^It's a good point about the value of human adaptability, but there's little there that would require those humans to be jeopardized by sitting inside one-person guided missiles rather than in a bigger, more heavily shielded battleship. The reason for the aircraft-carrier-and-fighter paradigm is to project power beyond the horizon. There are no horizons in space. If you just want to shoot at stuff, it makes more sense to use missiles or drones. If it's a situation that requires human decision-makers on-site, then why not just send a larger ship? If it's a question of speed, a larger ship would presumably have more powerful engines and could go faster (although there would be some tradeoff from its greater mass).

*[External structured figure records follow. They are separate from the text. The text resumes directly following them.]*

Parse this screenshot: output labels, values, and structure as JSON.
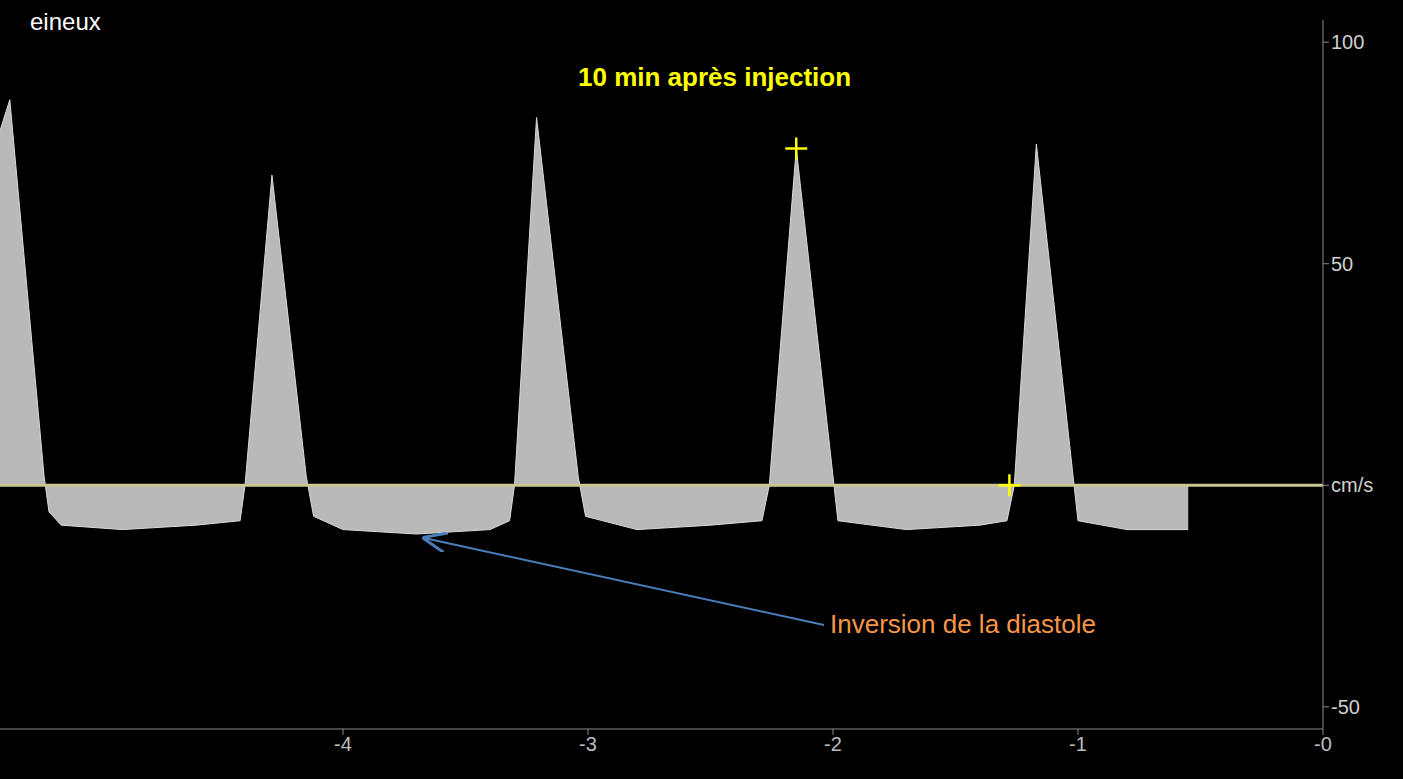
{
  "chart_data": {
    "type": "area",
    "title": "10 min après injection",
    "y_label": "cm/s",
    "x": [
      -5.4,
      -5.36,
      -5.22,
      -5.2,
      -5.15,
      -4.9,
      -4.6,
      -4.42,
      -4.4,
      -4.29,
      -4.15,
      -4.12,
      -4.0,
      -3.7,
      -3.4,
      -3.32,
      -3.3,
      -3.21,
      -3.04,
      -3.01,
      -2.8,
      -2.5,
      -2.29,
      -2.26,
      -2.15,
      -2.0,
      -1.98,
      -1.7,
      -1.4,
      -1.29,
      -1.26,
      -1.17,
      -1.02,
      -1.0,
      -0.8,
      -0.55
    ],
    "values": [
      80,
      87,
      2,
      -6,
      -9,
      -10,
      -9,
      -8,
      0,
      70,
      2,
      -7,
      -10,
      -11,
      -10,
      -8,
      0,
      83,
      2,
      -7,
      -10,
      -9,
      -8,
      0,
      76,
      2,
      -8,
      -10,
      -9,
      -8,
      0,
      77,
      2,
      -8,
      -10,
      -10
    ],
    "color": "#d9d9d9",
    "xlim": [
      -5.4,
      0
    ],
    "xticks": [
      -4,
      -3,
      -2,
      -1,
      {
        "value": 0,
        "label": "-0"
      }
    ],
    "ylim": [
      -55,
      105
    ],
    "yticks": [
      100,
      50,
      {
        "value": 0,
        "label": "cm/s"
      },
      -50
    ],
    "grid": false,
    "calipers": {
      "x": [
        -2.15,
        -1.28
      ],
      "y": [
        76,
        0
      ],
      "color": "#ffff00",
      "marker": "plus"
    },
    "annotations": [
      {
        "text": "Inversion de la diastole",
        "x": -3.66,
        "y": -12
      },
      {
        "text": "eineux"
      }
    ]
  }
}
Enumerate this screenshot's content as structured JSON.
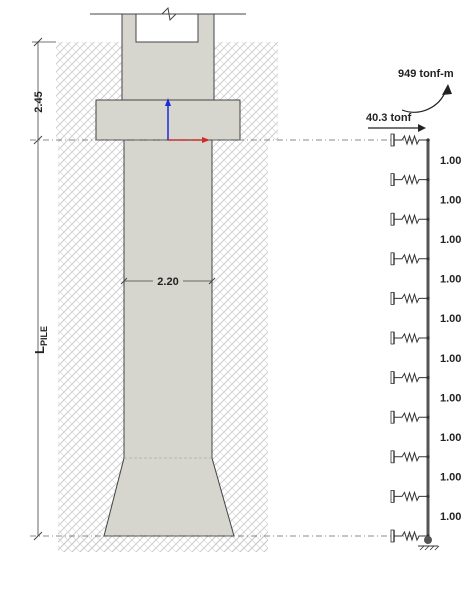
{
  "dimensions": {
    "cap_depth": "2.45",
    "pile_diameter": "2.20",
    "pile_length_main": "L",
    "pile_length_sub": "PILE"
  },
  "loads": {
    "moment": "949 tonf-m",
    "shear": "40.3 tonf"
  },
  "springs": {
    "count": 11,
    "spacing_labels": [
      "1.00",
      "1.00",
      "1.00",
      "1.00",
      "1.00",
      "1.00",
      "1.00",
      "1.00",
      "1.00",
      "1.00"
    ]
  },
  "colors": {
    "concrete": "#d6d6ce",
    "concrete_edge": "#444444",
    "soil_hatch": "#bdbdbd",
    "axis_y": "#1a2bd8",
    "axis_x": "#e02020",
    "spring_line": "#333333"
  }
}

Space is not empty. Star Trek
provides all sorts of horizons in space: Hiding behind moons and planets, hiding in nebulae, hiding in sensor blind spots, being invisible to sensors, and using cloaking devices are just some of the ways that fields of view are limited in space.
As far why not encase each person in invulnerable armor, even in Star Trek
there is opportunity cost. Replicators may eliminate scarcity for things like food, clothing, and shelter against weather on Earthlike planets, but they evidently cannot themselves alone solve the problem of the scarcity of exotic (super-dense?) materials required to construct advanced and magical Treknology. There are only so many Galaxy-class starships to go around. There are far more runabouts.
And even if you make the point of your spear first-class, there's always your rear that might be outflanked. Not every cubic parsec of space is equally well protected. Not every freighter has Galaxy-class shield generators (let's just say that none do).